Qualité de nuit à Montréal
Plaidoyer pour une métropole culturelle nocturne décentralisée, incubatrice de liberté et de spontanéité
La vie est bien souvent un parcours étonnant. Comme la nuit. Chaque jour, je me pince, car jamais je n’aurais pensé composer de la musique. La musique était pour moi un rêve auquel je ne me permettais pas de rêver. Un rêve tabou en quelque sorte. Il a fallu passer par-dessus mes propres barrières pour voir que c’était possible. Et la nuit a joué un rôle majeur dans ce parcours qui m’a bien ancré dans la musique.
D’abord, à l’adolescence, depuis une ville-dortoir, j’écoutais les radios universitaires et communautaires de Montréal sur mon walkman, la nuit. C’est lors des émissions nocturnes que j’entendais — et découvrais — le plus souvent les différentes déclinaisons des musiques électroniques (on n’utilisait pas encore ce terme à l’époque, mais c’était quand même ça) et ce qui jouait dans les clubs.

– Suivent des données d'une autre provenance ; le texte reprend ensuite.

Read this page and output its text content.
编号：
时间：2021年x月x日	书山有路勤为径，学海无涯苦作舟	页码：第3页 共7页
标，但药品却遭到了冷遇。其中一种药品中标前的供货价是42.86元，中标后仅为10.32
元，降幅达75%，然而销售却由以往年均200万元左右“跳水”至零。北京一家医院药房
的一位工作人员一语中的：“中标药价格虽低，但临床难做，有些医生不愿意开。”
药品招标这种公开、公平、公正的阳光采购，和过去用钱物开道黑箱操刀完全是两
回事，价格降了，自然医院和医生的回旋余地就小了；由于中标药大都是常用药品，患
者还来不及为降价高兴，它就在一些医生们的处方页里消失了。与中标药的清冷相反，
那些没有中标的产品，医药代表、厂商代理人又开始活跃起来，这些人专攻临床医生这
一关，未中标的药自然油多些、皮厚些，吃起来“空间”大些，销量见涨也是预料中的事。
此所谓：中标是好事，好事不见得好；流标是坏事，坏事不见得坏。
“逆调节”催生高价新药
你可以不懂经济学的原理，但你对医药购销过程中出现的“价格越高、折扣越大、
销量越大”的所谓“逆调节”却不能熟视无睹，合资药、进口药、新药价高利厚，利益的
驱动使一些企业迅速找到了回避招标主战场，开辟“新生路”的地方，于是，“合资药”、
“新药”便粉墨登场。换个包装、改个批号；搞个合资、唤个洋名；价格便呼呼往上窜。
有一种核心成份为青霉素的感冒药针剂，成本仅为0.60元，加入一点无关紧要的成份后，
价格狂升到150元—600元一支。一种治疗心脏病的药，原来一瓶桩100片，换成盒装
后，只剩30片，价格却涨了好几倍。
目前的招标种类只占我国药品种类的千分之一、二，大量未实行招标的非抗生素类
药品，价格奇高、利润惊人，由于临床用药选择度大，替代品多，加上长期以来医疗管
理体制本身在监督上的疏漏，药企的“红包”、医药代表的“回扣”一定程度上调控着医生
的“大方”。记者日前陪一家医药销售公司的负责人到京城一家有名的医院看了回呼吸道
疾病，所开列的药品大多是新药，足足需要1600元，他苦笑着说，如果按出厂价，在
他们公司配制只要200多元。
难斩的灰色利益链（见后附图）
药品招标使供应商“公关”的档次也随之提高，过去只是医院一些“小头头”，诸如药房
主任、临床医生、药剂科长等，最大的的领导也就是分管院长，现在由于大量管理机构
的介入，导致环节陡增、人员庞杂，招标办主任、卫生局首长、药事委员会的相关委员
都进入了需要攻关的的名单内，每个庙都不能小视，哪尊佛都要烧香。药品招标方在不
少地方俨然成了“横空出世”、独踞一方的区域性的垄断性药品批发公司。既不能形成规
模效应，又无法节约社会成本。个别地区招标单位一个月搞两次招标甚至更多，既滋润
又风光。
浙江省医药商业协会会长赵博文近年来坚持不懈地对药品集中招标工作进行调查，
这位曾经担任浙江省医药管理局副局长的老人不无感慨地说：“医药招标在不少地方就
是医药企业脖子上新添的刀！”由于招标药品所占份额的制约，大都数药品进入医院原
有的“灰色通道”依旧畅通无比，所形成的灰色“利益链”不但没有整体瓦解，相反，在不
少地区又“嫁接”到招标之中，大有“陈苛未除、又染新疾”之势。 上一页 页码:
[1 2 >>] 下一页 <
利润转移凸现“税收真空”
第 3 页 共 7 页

Quelques années plus tard, ce fut à mon tour d’apparaître sur les ondes radiophoniques de CISM (la radio de l’Université de Montréal sur la bande FM), un passage très bénéfique et inspirant.
Quand j’ai commencé à composer de la musique, au tournant des années 2000, j’étais vraiment dans la mouvance de la musique ambiante et expérimentale. Puis, peu à peu, j’ai commencé à trouver mes aises pour faire des beats, des beats qui bouncent le gros. Depuis mon sous-sol du MileEnd, à Montréal, je plongeais dans la création jusqu’aux petites heures du matin. Quand j’en ressortais, c’était pour partager le tout en live, d’abord, puis peu à peu, voire de plus en plus, en étant DJ dans des petits bars et des salles de spectacle de la métropole. Une scène DIY (do it yourself, ou fais-le toimême), comme on dit. Une scène où tout est possible et où les conventions de la musique populaire et de l’industrie ne formatent pas l’élan de la création. C’est un autre réseau, une autre dynamique, et j’y suis très redevable.
J’ai compris la beauté d’être DJ, la fine psychologie que ça implique, les messages qu’on envoie, l’ambiance qu’on guide, ce fragile équilibre qu’on bâtit en relation avec les gens dans le même espace que soi. Le temps d’un set ou d’une soirée (car parfois je peux jouer des sets de 5 heures), j’arrive à amener les gens ailleurs, à leur faire découvrir des tracks qu’ils ne connaissent pas et ou à les surprendre avec des tracks qu’ils connaissent en les recontextualisant ou juste en prenant un chemin qu’ils avaient oublié.
Au Québec, il y a une sorte de biais bizarre au sein des instances gouvernementales et, plus largement, au sein de la population générale, sur ce qui est considéré comme étant artistique et culturel et ce qui ne l’est pas. On a ainsi tendance à croire qu’un spectacle qui commence à 19 h 30 et qui se termine à 21 h, avec des gens assis, a une plus grande valeur artistique que la prestation d’un DJ dans une salle où les gens sont debout et dansent de 22 h à 3 h. Pourtant, les deux sont tout aussi primordiaux à la scène musicale, ou devrais-je dire à l’industrie culturelle, parce que ce sont maintenant les retombées économiques qu’on calcule le plus souvent pour justifier la valeur de telle ou telle chose.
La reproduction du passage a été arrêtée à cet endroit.